しかし、配給会社に電話をかけて聞いてくださった方によれば、その字幕は2月28日からの一般公開版からは削除されるそうです。尚、この字幕が試写会用プリントに付け加えられていたことは、字幕翻訳者の林氏、字幕監修者の高橋氏ともご存知なかったようです。

詳しくは当サイト掲示板過去ログ(2/20)をご覧下さい。

とにかく、本編への影響という最悪の事態はぎりぎりで食い止められたようです。これも、ご協力くださった皆様のおかげです。心から感謝申し上げます。

<3月6日追記>

こちらに、2月27日にブエナ・ビスタ・インターナショナル・ジャパン宛てに連名で送付した手紙があります。それに対する3月5日付け回答はこちら

<5月7日追記>

いよいよ日本版DVDの発売が決定したようです。すでに英国版DVDを入手して、たっぷり楽しんでいる私ですが、日本版も買うつもりでいました。宣伝がまともなら

しかし、すでに予約販売を受け付けている各サイトの内容紹介は例の「英国は兵力不足のため幼い少年達を戦場に送った」を使用していて、見通しは暗い。抗議やJAROの調査などまったく存在しなかったかのようです。(それらの販売サイトの責任ではありません。全ては最初にこの宣伝を行った、そして中途半端に引っ込めたまま後のフォローをまったくしていない配給会社の責任です。

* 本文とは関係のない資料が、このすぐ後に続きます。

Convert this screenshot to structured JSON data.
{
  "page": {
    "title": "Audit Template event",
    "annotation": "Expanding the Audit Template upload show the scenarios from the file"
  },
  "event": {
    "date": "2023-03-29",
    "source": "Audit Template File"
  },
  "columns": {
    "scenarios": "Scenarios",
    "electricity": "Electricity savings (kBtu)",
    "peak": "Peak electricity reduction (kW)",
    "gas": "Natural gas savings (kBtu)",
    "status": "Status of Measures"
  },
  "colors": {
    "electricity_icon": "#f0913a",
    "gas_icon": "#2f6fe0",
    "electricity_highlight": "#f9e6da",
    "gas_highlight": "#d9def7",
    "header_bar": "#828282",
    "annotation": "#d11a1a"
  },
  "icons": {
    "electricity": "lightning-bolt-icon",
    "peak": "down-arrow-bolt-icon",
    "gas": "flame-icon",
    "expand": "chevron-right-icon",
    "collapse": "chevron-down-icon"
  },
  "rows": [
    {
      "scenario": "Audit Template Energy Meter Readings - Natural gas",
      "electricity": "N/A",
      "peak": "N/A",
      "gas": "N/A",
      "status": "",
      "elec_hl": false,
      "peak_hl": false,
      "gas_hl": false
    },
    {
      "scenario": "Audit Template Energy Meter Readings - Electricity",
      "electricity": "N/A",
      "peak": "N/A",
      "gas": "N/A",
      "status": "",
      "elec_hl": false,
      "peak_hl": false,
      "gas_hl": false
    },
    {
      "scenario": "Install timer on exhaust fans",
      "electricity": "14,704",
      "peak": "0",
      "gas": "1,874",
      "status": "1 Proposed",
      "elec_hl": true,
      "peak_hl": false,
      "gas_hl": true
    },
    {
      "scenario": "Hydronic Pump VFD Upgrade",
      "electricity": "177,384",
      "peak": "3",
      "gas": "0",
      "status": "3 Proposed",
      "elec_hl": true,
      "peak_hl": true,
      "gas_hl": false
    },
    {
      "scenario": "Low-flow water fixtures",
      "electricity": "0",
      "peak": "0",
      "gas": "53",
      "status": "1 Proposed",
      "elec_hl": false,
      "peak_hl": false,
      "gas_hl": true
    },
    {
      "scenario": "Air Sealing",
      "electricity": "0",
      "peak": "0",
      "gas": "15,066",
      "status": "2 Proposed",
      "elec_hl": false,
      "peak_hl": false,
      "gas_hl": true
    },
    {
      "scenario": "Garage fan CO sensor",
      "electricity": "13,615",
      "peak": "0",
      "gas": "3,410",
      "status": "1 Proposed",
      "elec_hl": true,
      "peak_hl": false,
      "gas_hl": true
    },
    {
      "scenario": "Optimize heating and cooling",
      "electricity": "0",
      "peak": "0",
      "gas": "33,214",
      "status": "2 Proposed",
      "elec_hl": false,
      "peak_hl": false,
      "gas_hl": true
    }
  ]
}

)

私の気持ちはかなり「買わない」に傾いていますが、一応販売元には問題の宣伝を使用しないよう、「お願い」を送っておくつもりです。発売元はユニバーサル・ピクチャーズ・ジャパン、販売元はソニー・ピクチャーズ エンタテインメントです。こちらに住所を掲載しました。公式サイト・メールアドレスについてはリンク自由ではないようなので、お手数ですが検索サイト等で探して下さい。

<5月25日追記>

ユニバーサルのサイトを見た限りでは、DVDの宣伝はごくまともなようです。個人的には星野仙一氏のコメントも嬉しい…(阪神ファンなもので。)ああ、最初からこういう宣伝なら。

本格的に宣伝が出始めるまで様子を見ますが、気持ちは買うほうにだいぶ傾きました。とりあえず、ユニバーサルさんにはお礼を言いたい気分です。